Kesimpulan yang dapat diambil dari hasil penelitian ini adalah sebagai berikut: 1. Masyarakat sebagai salah satu subsistem suatu desa seharusnya dilibatkan

dalam proses pembangunan di desa. Keterlibatan itu dimulai dari tahap perencanaan pembangunan, pelaksanaan hingga tahap evaluasi hasil pembangunan. Tanpa adanya keterlibatan masyarakat maka hasil dari pembangunan belum tentu menjawab kebutuhan masyarakat dan belum tercapainya kesejahteraan masyarakat.

2. Partisipasi yang diberikan masyarakat dalam perencanaan pembangunan masih berupa gagasan dan sumbangan pemikiran berupa ide juga saran untuk pembangunan yang akan dilaksanakan.

3. Peran serta masyarakat merupakan faktor penting dalam pembangunan desa. Peran serta masyarakat yang tinggi dapat mewujudkan tujuan dari pembangunan secara berdaya guna dan berhasil guna.

VI. 2 Saran

Berdasarkan kesimpulan penelitian, maka penulis merekomendasikan berupa saran-saran sebagai berikut:

1. Pihak pemerintah desa Sigalapang Julu dan organisasi kemasyarakatan harus melakukan sosialisasi yang lebih mendalam kepada masyarakat tentang perencanaan pembangunan melalui musyawarah perencanaan pembangunan

desa (musrenbangdes) sehingga masyarakat mau berpartisipasi untuk ke depannya.

2. Melalui musrenbangdes, pemerintah desa Sigalapang Julu hendaknya memberitahukan dengan jelas mengenai pembangunan yang akan direncanakan dan disesuaikan dengan kebutuhan masyarakat setempat.

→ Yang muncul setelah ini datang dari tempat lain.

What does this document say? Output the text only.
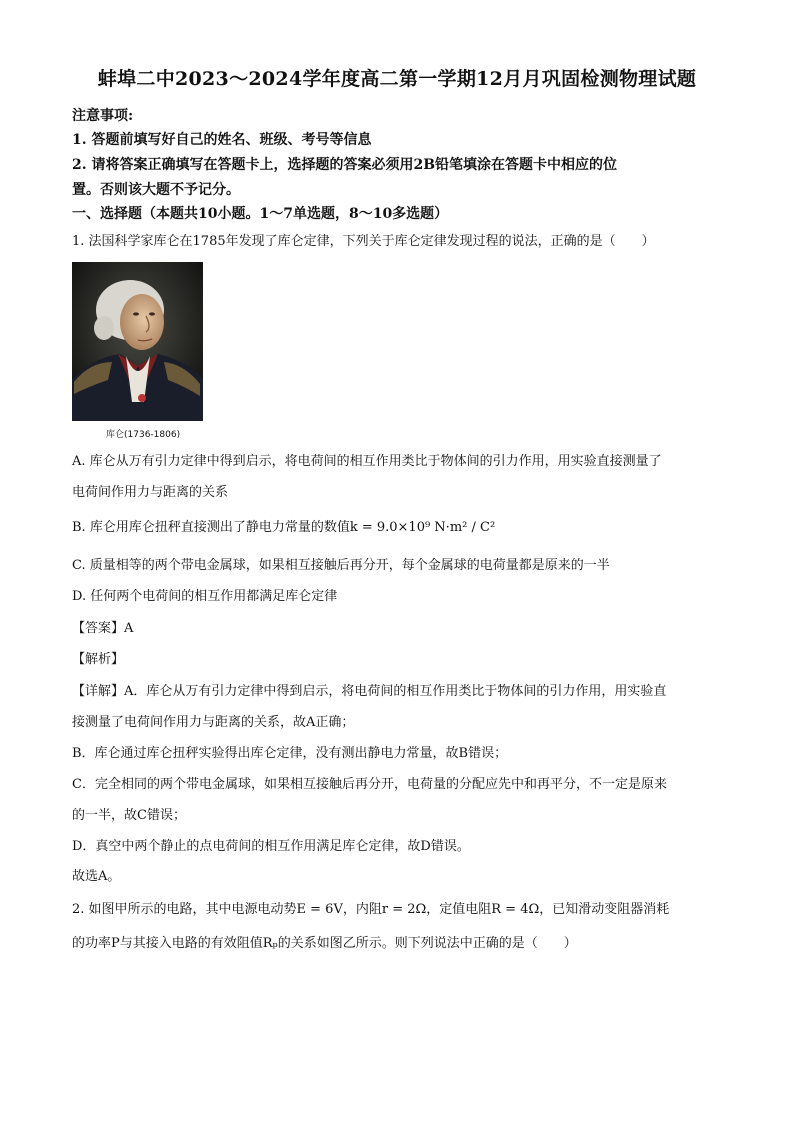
蚌埠二中2023～2024学年度高二第一学期12月月巩固检测物理试题
注意事项:
1. 答题前填写好自己的姓名、班级、考号等信息
2. 请将答案正确填写在答题卡上，选择题的答案必须用2B铅笔填涂在答题卡中相应的位
置。否则该大题不予记分。
一、选择题（本题共10小题。1～7单选题，8～10多选题）
1. 法国科学家库仑在1785年发现了库仑定律，下列关于库仑定律发现过程的说法，正确的是（　　）
库仑(1736-1806)
A. 库仑从万有引力定律中得到启示，将电荷间的相互作用类比于物体间的引力作用，用实验直接测量了
电荷间作用力与距离的关系
B. 库仑用库仑扭秤直接测出了静电力常量的数值k = 9.0×10⁹ N·m² / C²
C. 质量相等的两个带电金属球，如果相互接触后再分开，每个金属球的电荷量都是原来的一半
D. 任何两个电荷间的相互作用都满足库仑定律
【答案】A
【解析】
【详解】A．库仑从万有引力定律中得到启示，将电荷间的相互作用类比于物体间的引力作用，用实验直
接测量了电荷间作用力与距离的关系，故A正确；
B．库仑通过库仑扭秤实验得出库仑定律，没有测出静电力常量，故B错误；
C．完全相同的两个带电金属球，如果相互接触后再分开，电荷量的分配应先中和再平分，不一定是原来
的一半，故C错误；
D．真空中两个静止的点电荷间的相互作用满足库仑定律，故D错误。
故选A。
2. 如图甲所示的电路，其中电源电动势E = 6V，内阻r = 2Ω，定值电阻R = 4Ω，已知滑动变阻器消耗
的功率P与其接入电路的有效阻值Rₚ的关系如图乙所示。则下列说法中正确的是（　　）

3. Sebagai tahap awal, maka perencanaan pembangunan merupakan pedoman/ acuan/ dasar bagi pelaksana kegiatan pembangunan. Karena perencanaan pembangunan hendaknya bersifat implentatif (dapat melaksanakan) dan aplikatif (dapat diterapkan), serta perlu disusun dalam suatu perencanaan strategis dalam arti tidak terlalu mengatur, penting, mendesak dan mampu mengatasi kehidupan masyarakat luas, sekaligus mampu mengantisipasi tuntutan perubahan internal dan eksternal, serta disusun berdasarkan fakta riil di lapangan.

4. Mengadakan pertemuan dengan tiap-tiap masyarakat yang dilakukan oleh pemerintah desa atau organisasi kemasyarakat untuk mendiskusikan perencanaan pembangunan ketempat mereka melakukan pekerjaan. Sebab salah satu alasan masyarakat jarang mengikuti musrenbangdes karena alasan pekerjaan.

5. Kepada masyarakat Desa Sigalapang Julu Kecamatan Panyabungan Kabupaten Mandailing Natal, penulis juga menghimbau bahwa pembangunan desa bukan saja tanggung jawab Pemerintah Desa tetapi juga tanggung jawab semua lapisan masyarakat. Oleh sebab itu keikut sertaan masyarakat atau partisipasi masyarakat seluruh elemen masyarakat sangat menentukan sukses atau tidaknya pembangunan yang akan dilaksanakan.